By "unique letters" do you mean merely the standard English set of 26, or are you allowing interesting Unicode? What result do you expect if the string contains a non-letter?
If you're only considering 26 possible letters, and you want to either ignore any non-letter or consider it an automatic fail, the best algorithm is likely this pseudocode:
create present[26] as an array of booleans.
set all elements of present[] to false.
loop over characters of your string
if character is a letter
if corresponding element of present[] is true
return false.
else
set corresponding element of present[] to true.
end if
else
handle non-letters
end if
end loop
The only remaining question is whether your array should actually be an array (requiring 26 operations to zero), or a bitfield (possibly requiring more work to check/set, but can be zeroed in a single operation). I think that the bitfield access will be pretty much comparable to the array lookup, if not faster, so I expect a bitfield is the right answer.
public boolean hasUniqChars(String s){
Hashset h = new Hashset();
HashSet<Character> h = new HashSet<Character>();
for (char c : s.toCharArray()) {
if (!h.add(Character.toUpperCase(c))) // break if already present
return false;
}
return true;
}
You should use hashset technique if you are performing char sets like utf-8 and for internationalization's sake.
Javadoc on Character.toUpperCase for cases of utf: This method (toUpperCase(char) ) cannot handle supplementary characters.
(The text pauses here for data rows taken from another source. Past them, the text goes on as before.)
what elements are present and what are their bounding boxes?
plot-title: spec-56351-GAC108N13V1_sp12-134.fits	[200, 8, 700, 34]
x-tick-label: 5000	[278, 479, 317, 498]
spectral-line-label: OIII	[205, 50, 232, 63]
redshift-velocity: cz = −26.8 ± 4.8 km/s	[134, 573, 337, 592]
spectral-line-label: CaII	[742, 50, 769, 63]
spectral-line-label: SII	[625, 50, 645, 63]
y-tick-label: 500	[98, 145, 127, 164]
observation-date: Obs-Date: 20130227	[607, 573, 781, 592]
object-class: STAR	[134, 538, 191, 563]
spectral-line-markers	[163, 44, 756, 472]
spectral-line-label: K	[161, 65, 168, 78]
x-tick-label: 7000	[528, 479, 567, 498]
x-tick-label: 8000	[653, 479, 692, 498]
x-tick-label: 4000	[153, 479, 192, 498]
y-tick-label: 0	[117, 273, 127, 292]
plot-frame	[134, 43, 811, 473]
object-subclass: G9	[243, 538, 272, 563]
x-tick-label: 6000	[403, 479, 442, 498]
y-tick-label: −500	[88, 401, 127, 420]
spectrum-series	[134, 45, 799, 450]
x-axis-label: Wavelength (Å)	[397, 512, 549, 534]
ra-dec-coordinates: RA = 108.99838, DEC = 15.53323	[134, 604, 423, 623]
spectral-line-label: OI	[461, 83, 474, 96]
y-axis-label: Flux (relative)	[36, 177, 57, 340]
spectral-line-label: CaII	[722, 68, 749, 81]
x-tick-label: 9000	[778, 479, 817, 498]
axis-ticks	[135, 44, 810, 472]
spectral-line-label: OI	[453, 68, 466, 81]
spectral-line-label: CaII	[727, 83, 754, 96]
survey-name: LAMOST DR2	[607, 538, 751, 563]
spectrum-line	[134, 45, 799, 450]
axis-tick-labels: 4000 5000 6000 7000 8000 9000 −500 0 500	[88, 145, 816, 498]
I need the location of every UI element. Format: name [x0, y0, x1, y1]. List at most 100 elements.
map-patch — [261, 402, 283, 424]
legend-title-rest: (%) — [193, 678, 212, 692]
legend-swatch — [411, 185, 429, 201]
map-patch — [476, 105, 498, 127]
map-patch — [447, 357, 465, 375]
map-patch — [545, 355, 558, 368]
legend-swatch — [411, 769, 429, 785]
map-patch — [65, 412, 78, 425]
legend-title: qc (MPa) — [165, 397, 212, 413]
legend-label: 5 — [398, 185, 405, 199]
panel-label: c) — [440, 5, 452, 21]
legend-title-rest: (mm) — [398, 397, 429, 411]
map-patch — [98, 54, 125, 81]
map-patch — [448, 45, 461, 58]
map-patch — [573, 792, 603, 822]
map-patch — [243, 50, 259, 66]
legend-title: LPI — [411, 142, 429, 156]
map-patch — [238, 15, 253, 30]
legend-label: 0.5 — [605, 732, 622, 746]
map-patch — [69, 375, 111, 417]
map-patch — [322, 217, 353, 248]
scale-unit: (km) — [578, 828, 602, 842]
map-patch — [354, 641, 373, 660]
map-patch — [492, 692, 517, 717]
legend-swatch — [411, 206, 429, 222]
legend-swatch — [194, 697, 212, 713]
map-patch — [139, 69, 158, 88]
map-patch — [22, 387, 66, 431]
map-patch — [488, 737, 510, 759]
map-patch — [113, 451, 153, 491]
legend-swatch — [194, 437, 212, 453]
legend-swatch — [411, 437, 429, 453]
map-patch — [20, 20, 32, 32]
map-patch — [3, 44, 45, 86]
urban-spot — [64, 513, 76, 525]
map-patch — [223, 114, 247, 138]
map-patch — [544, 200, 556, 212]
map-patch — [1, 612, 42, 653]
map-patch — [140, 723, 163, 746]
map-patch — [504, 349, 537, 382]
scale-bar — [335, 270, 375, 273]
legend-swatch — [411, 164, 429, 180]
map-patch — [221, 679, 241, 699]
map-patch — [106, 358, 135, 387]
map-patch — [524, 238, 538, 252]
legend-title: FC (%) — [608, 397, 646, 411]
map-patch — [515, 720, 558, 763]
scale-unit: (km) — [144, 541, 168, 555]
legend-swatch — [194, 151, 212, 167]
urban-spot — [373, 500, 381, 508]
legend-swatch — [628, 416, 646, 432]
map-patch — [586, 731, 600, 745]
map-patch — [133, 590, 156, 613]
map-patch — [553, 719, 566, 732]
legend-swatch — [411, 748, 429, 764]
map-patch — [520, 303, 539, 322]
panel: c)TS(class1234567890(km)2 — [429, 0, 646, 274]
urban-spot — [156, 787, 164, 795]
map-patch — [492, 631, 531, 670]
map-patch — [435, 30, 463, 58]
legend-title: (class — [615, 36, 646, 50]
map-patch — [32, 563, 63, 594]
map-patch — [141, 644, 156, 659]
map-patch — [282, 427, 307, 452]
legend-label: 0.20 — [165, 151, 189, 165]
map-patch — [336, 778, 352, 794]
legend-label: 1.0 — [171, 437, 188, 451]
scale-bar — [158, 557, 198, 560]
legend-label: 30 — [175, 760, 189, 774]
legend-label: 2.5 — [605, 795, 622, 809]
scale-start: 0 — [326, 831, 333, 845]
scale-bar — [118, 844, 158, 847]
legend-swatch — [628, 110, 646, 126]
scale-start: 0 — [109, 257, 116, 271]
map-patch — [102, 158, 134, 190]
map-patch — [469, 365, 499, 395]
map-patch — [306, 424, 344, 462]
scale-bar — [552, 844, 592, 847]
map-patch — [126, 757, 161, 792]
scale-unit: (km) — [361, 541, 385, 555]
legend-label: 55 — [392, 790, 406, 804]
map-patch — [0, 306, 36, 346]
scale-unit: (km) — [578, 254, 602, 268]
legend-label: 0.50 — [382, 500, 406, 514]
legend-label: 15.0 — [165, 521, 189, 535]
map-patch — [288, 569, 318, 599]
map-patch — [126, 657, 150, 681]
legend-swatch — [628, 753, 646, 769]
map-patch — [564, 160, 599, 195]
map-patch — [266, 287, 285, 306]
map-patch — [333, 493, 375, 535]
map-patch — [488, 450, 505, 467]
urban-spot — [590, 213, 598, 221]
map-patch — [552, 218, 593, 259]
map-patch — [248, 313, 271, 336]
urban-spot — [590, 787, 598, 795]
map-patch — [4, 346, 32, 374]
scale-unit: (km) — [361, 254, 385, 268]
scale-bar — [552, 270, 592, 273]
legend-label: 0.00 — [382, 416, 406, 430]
To support all Unicode characters, including supplementary characters, use the toUpperCase(int) method.
I would suggest a variant of (2) - use an array of "character already seen" flags instead of a hashset. As you loop through the string, exit immediately if the current character was already seen.
If you have a bitvector class available (I forget whether Java provides one), you could use that, though the memory saving will not necessarily result in any speed improvement and could easily slow things down.
It's O(n) worst case, though, and could have far better average performance depending on your strings - you may well find that most have a repeat near the start. In fact, strictly speaking, it's O(1) worst case anyway since a string longer than the size of the character set must have repeated characters so you have a constant bound to the number of characters you need to check in each string.
Option 2 is the best of the three - Hashing is faster than searching.
However, there's an even faster method, if you have enough memory for it.
Take advantage of the fact that a character set is limited and already enumerated, and keep track of what's appeared and what hasn't as you check each character.
For example, if you're using one-byte chars, there are only 256 possibilities. You would only need 256 bits to keep track as you read through the string. If the character 0x00 occurs, flip the first bit. If the character 0x05 occurs, flip the sixth bit, and so on. When an already-flipped bit is encountered, the string isn't unique.
It's worst case O(min(n, m)) where n is the length of the string, and m is the size of the character set.
And of course, as I saw in another person's comment, if n > m (i.e. length of string > size of character set), then by pigeon-hole principle, there is a repeated character, determinable in O(1) time.